Robert S. said:I've never played into a 50/50 but I'm sure they sound awesome, why wouldn't they?
The 2:90 and 50/50 don't have seperate power and stand by switches so you need to connect a cabnet to each output. Supposedly if you dont plug anything into the input and you zero the volume you can run without a load but I wouldn't recommend it. A sound guy set a mic stand behind on of my cabs at a show and unplugged the speaker wire from the speaker. It cooked the screen resisters on that channel.
The rule is, if you fire up an amp make sure it's connected to a speaker. The 2:90 and 50/50 are stereo, so you need 2 speakers.
Jeff, on the 50/50, does the low power switch cut the wattage to 15 wats per channel or 15 watts total?Jeff5 said:I use a Triaxis with a 50/50 and I can attest that it sounds awesome! I couldn't be happier. Soooo many different sounds to work with. Now I may upgrade to a 2/90 next year or even later as I know it has some different options and is what the tri was really made for. But its not really on the top of my priority list since I get a great sound right now. And I will say from a volume perspective the 50/50 is LOUD. I mean...insanely peel your face off loud. I run it really high, 7 or 8, as I want power tube distortion, but I have the pre-amp master and channel volumes very low. I can't turn the Tri-Axis pre-amp master above 2 or 3 with the 50/50 that high or it will blow me out of my basement hehe.
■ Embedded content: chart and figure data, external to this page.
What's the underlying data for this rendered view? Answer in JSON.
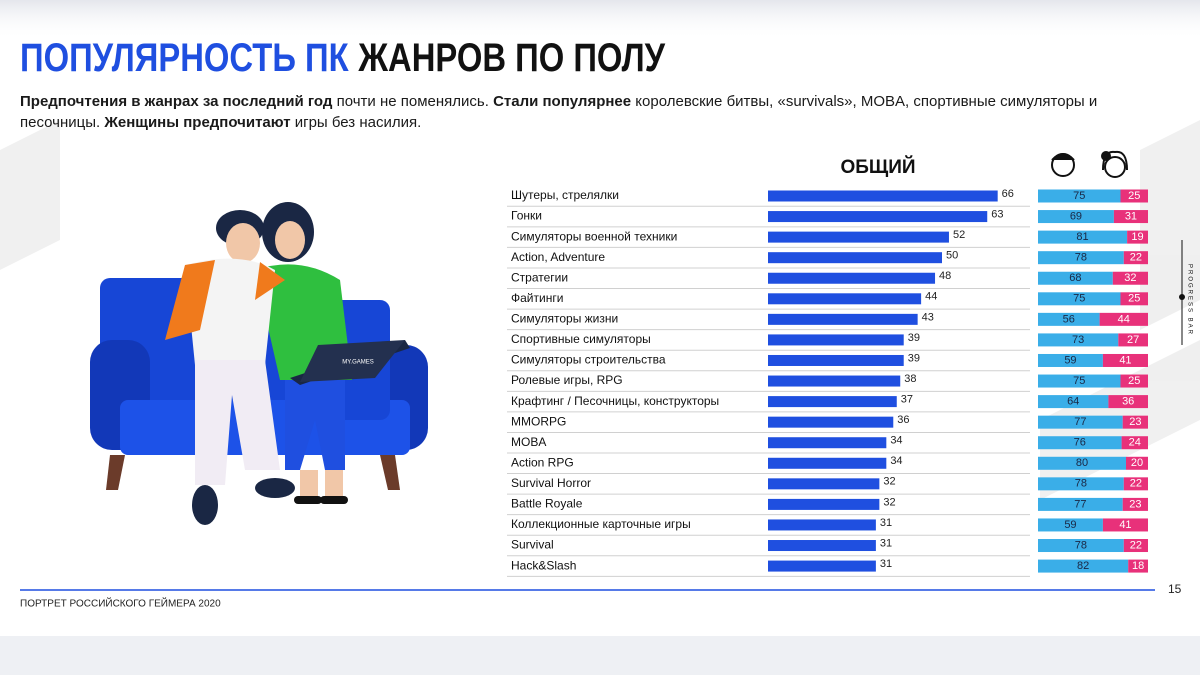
{
  "header": {
    "title_highlight": "ПОПУЛЯРНОСТЬ ПК",
    "title_rest": "ЖАНРОВ ПО ПОЛУ",
    "subtitle": [
      {
        "text": "Предпочтения в жанрах за последний год",
        "bold": true
      },
      {
        "text": " почти не поменялись. ",
        "bold": false
      },
      {
        "text": "Стали популярнее",
        "bold": true
      },
      {
        "text": " королевские битвы, «survivals», MOBA, спортивные симуляторы и песочницы. ",
        "bold": false
      },
      {
        "text": "Женщины предпочитают",
        "bold": true
      },
      {
        "text": " игры без насилия.",
        "bold": false
      }
    ]
  },
  "illustration_label": "MY.GAMES",
  "side_label": "PROGRESS BAR",
  "footer": {
    "text": "ПОРТРЕТ РОССИЙСКОГО ГЕЙМЕРА 2020",
    "page": "15"
  },
  "chart_data": [
    {
      "type": "bar",
      "orientation": "horizontal",
      "title": "ОБЩИЙ",
      "color": "#1f4fe0",
      "categories": [
        "Шутеры, стрелялки",
        "Гонки",
        "Симуляторы военной техники",
        "Action, Adventure",
        "Стратегии",
        "Файтинги",
        "Симуляторы жизни",
        "Спортивные симуляторы",
        "Симуляторы строительства",
        "Ролевые игры, RPG",
        "Крафтинг / Песочницы, конструкторы",
        "MMORPG",
        "MOBA",
        "Action RPG",
        "Survival Horror",
        "Battle Royale",
        "Коллекционные карточные игры",
        "Survival",
        "Hack&Slash"
      ],
      "values": [
        66,
        63,
        52,
        50,
        48,
        44,
        43,
        39,
        39,
        38,
        37,
        36,
        34,
        34,
        32,
        32,
        31,
        31,
        31
      ]
    },
    {
      "type": "stacked_bar",
      "orientation": "horizontal",
      "series": [
        {
          "color": "#3aaee8",
          "values": [
            75,
            69,
            81,
            78,
            68,
            75,
            56,
            73,
            59,
            75,
            64,
            77,
            76,
            80,
            78,
            77,
            59,
            78,
            82
          ]
        },
        {
          "color": "#e8317a",
          "values": [
            25,
            31,
            19,
            22,
            32,
            25,
            44,
            27,
            41,
            25,
            36,
            23,
            24,
            20,
            22,
            23,
            41,
            22,
            18
          ]
        }
      ]
    }
  ]
}
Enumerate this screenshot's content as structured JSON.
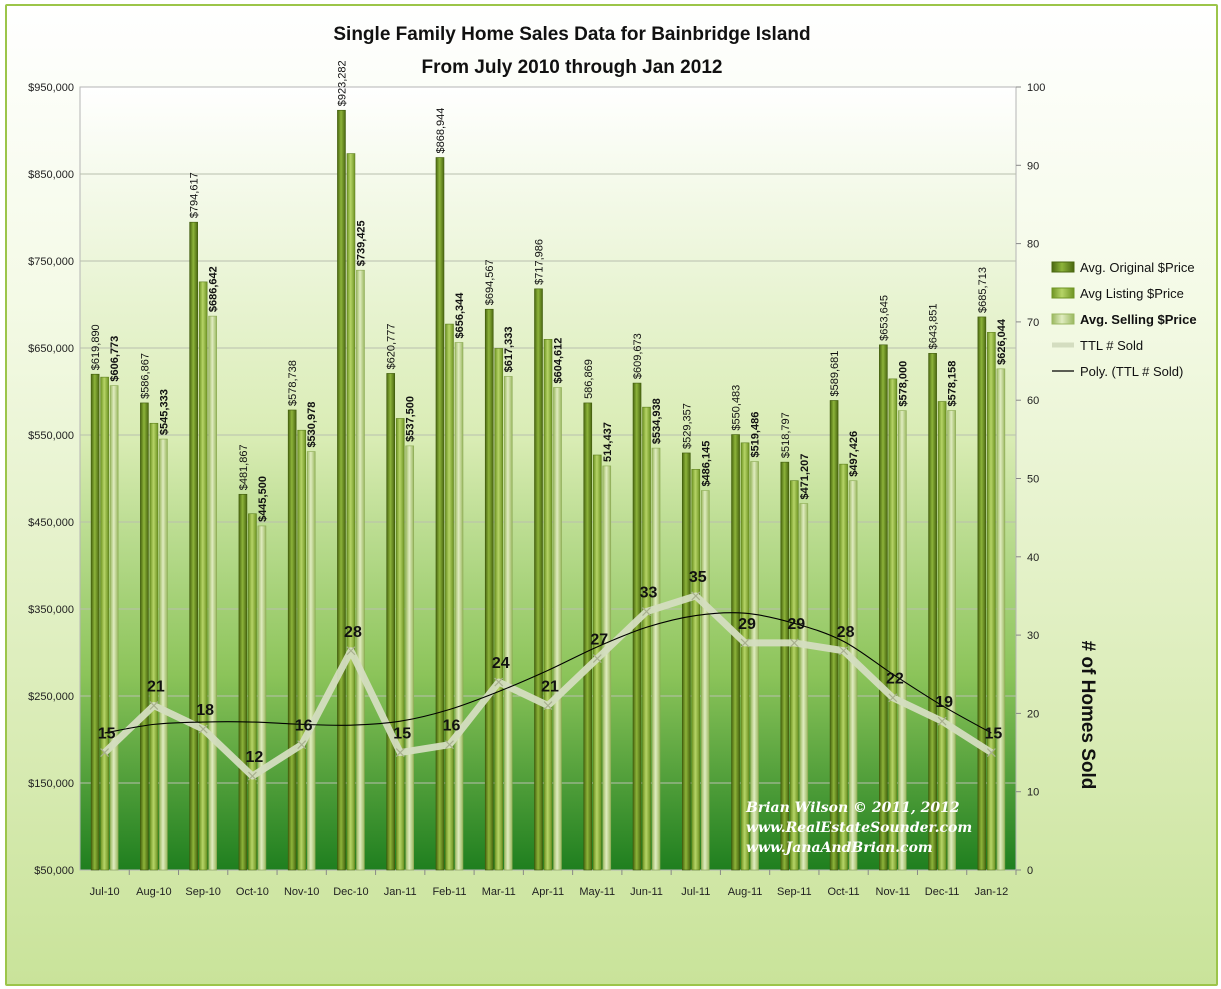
{
  "chart_data": {
    "type": "bar",
    "title": [
      "Single Family Home Sales Data for Bainbridge Island",
      "From July 2010 through Jan 2012"
    ],
    "categories": [
      "Jul-10",
      "Aug-10",
      "Sep-10",
      "Oct-10",
      "Nov-10",
      "Dec-10",
      "Jan-11",
      "Feb-11",
      "Mar-11",
      "Apr-11",
      "May-11",
      "Jun-11",
      "Jul-11",
      "Aug-11",
      "Sep-11",
      "Oct-11",
      "Nov-11",
      "Dec-11",
      "Jan-12"
    ],
    "series": [
      {
        "name": "Avg. Original $Price",
        "axis": "left",
        "color": "#6e8f1f",
        "values": [
          619890,
          586867,
          794617,
          481867,
          578738,
          923282,
          620777,
          868944,
          694567,
          717986,
          586869,
          609673,
          529357,
          550483,
          518797,
          589681,
          653645,
          643851,
          685713
        ],
        "labels": [
          "$619,890",
          "$586,867",
          "$794,617",
          "$481,867",
          "$578,738",
          "$923,282",
          "$620,777",
          "$868,944",
          "$694,567",
          "$717,986",
          "586,869",
          "$609,673",
          "$529,357",
          "$550,483",
          "$518,797",
          "$589,681",
          "$653,645",
          "$643,851",
          "$685,713"
        ]
      },
      {
        "name": "Avg Listing $Price",
        "axis": "left",
        "color": "#94b63c",
        "values": [
          616500,
          563500,
          726000,
          459500,
          555500,
          873500,
          569000,
          677500,
          649500,
          660000,
          527000,
          582000,
          510500,
          541000,
          497500,
          516500,
          614500,
          588500,
          668000
        ],
        "labels": []
      },
      {
        "name": "Avg. Selling $Price",
        "axis": "left",
        "color": "#bfd585",
        "values": [
          606773,
          545333,
          686642,
          445500,
          530978,
          739425,
          537500,
          656344,
          617333,
          604612,
          514437,
          534938,
          486145,
          519486,
          471207,
          497426,
          578000,
          578158,
          626044
        ],
        "labels": [
          "$606,773",
          "$545,333",
          "$686,642",
          "$445,500",
          "$530,978",
          "$739,425",
          "$537,500",
          "$656,344",
          "$617,333",
          "$604,612",
          "514,437",
          "$534,938",
          "$486,145",
          "$519,486",
          "$471,207",
          "$497,426",
          "$578,000",
          "$578,158",
          "$626,044"
        ]
      },
      {
        "name": "TTL # Sold",
        "axis": "right",
        "type": "line",
        "color": "#d4ddc0",
        "values": [
          15,
          21,
          18,
          12,
          16,
          28,
          15,
          16,
          24,
          21,
          27,
          33,
          35,
          29,
          29,
          28,
          22,
          19,
          15
        ]
      },
      {
        "name": "Poly. (TTL # Sold)",
        "axis": "right",
        "type": "line",
        "color": "#000000",
        "values": [
          17.5,
          18.6,
          18.9,
          18.9,
          18.6,
          18.5,
          19.0,
          20.5,
          22.8,
          25.5,
          28.5,
          31.0,
          32.5,
          32.8,
          31.5,
          29.2,
          25.0,
          21.0,
          17.5
        ]
      }
    ],
    "y_left": {
      "ylim": [
        50000,
        950000
      ],
      "ticks": [
        "$50,000",
        "$150,000",
        "$250,000",
        "$350,000",
        "$450,000",
        "$550,000",
        "$650,000",
        "$750,000",
        "$850,000",
        "$950,000"
      ]
    },
    "y_right": {
      "ylim": [
        0,
        100
      ],
      "ticks": [
        "0",
        "10",
        "20",
        "30",
        "40",
        "50",
        "60",
        "70",
        "80",
        "90",
        "100"
      ],
      "label": "# of Homes Sold"
    },
    "grid": true,
    "legend": "right"
  },
  "credit": [
    "Brian Wilson  © 2011, 2012",
    "www.RealEstateSounder.com",
    "www.JanaAndBrian.com"
  ],
  "colors": {
    "original": "#6e8f1f",
    "listing": "#94b63c",
    "selling": "#bfd585",
    "sold_line": "#d4ddc0",
    "trend": "#000000"
  }
}
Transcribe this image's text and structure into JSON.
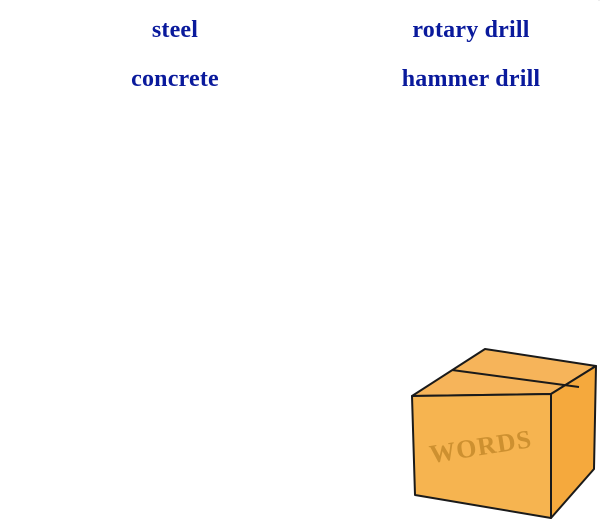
{
  "words": [
    {
      "text": "steel"
    },
    {
      "text": "rotary drill"
    },
    {
      "text": "concrete"
    },
    {
      "text": "hammer drill"
    }
  ],
  "box": {
    "label": "WORDS",
    "colors": {
      "top": "#f6b45a",
      "front": "#f6b450",
      "side": "#f5a93d",
      "outline": "#1a1a1a",
      "stamp": "#c58a2a"
    },
    "icon": "cardboard-box-icon"
  },
  "colors": {
    "word_text": "#0a1a9c",
    "background": "#ffffff"
  }
}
Unfortunately I don't have any clips!
are you sure about the low power option? on the mesa site under manuals it says that the "lo power" switch reduces the wattage to 15 watts... and aobut the dummy load... what resistance of resistor and what watt rating?Robert S. said:The 50/50 has a 6L6/EL34 bias switch but it doesn't have a low power option.
An 8 ohm dummy load is not a speaker, it's a high watt resistor.